# Lionel F3 desiel motor replacement question



## Blk69 (Feb 23, 2010)

Hello, I am doing well, my F3 not so good. I have been messing around with the engine on my Lionel F3 deseil for months (part number on truck 8250-125).

I am throwing in the towel. It's a goner. It works 1/2 the time without a load on truck, other 1/2 no go. It all started when running without the shell on. It fell of the layout and I caught it by the E-unit wiring. I resoldered the wires I pulled off, replaced brushes, gears, etc, no luck.

At this point I am looking at replacement options. Can you get replacement motorized trucks?
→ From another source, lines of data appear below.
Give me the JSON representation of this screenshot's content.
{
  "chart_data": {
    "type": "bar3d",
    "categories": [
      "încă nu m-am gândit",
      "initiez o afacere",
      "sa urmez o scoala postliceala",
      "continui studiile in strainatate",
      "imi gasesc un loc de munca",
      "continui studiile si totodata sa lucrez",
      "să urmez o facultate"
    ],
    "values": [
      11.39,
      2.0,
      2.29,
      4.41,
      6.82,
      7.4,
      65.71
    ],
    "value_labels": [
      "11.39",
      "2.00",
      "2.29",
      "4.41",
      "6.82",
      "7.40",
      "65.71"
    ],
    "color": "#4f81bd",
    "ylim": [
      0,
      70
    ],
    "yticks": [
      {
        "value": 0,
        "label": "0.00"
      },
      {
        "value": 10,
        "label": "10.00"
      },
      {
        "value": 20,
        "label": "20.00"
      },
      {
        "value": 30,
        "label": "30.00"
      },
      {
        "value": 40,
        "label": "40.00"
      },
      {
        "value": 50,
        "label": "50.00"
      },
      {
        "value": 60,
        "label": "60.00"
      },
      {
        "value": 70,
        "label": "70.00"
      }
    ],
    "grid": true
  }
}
Can I replace with a better motor?

If anyone has been in my shoes, I would appreachate how you resolved. Thanks.


----------



## T-Man (May 16, 2008)

First run the motor without the e unit. Or is it DC? Is the e unit an electrical board?

If this is modern which supplement is it in?

That will tell you ,the compatable engines with that part number to get one used.

Lionel may have it in stock.
I am not sure about part dealers with modern parts. They carry some.


----------



## gunrunnerjohn (Nov 10, 2010)

I see tons of F3 motors on eBay, so that's another place you can check. You might get a good deal...


----------



## Blk69 (Feb 23, 2010)

I have been messing around with this motor for months. It's getting so bad I can't sleep thinking about it.

It has a stand alone E-unit that appers to function. Attempted to jumper out the E-unit, but no luck. The motor hums like a champ, just won't rotate. Took all the drive wheels and gears out and still won't run correct. Extreamly fustrating!

70's vintage engine. Found relacement deseils for $50 Ebay. May be better to put money toward a more powerfull engine.


----------



## gunrunnerjohn (Nov 10, 2010)

I'm still not totally convinced you have a motor issue that can't be resolved.

Does the motor rotate freely?
Did you check the commutator sections to see if crud is between them?
Did you check continuity between each commutator section to see if there's an open?
Did you check the continuity of the field coil?
Did you clean the commutator face and make sure the brushes are good and have good contact in the brush holders?


----------



## T-Man (May 16, 2008)

I am confused. Does it spin at all? You said it worked some of the time.

Do you have a voltmeter?

The cab number??

I like to know exactly the item ( that period is the worst) and information is needed on what to troubleshoot.

Just give us good information and pictures if you can. The 70's F-3 takes a black or silver assy. 8555-150 or 8652-150

One try is twisting the brush plate clockwise when tigtening the brush plate. If it works the bushings are worn for the motor, It means it was ran a lot to be worn out.

The 70's F-3 is on page 1-9 or (41 acrobat reader)of the 1-9 supplement. but the cab number is needed to verify the index.


----------



## gunrunnerjohn (Nov 10, 2010)

OK, we have "motor man" on the job here.


----------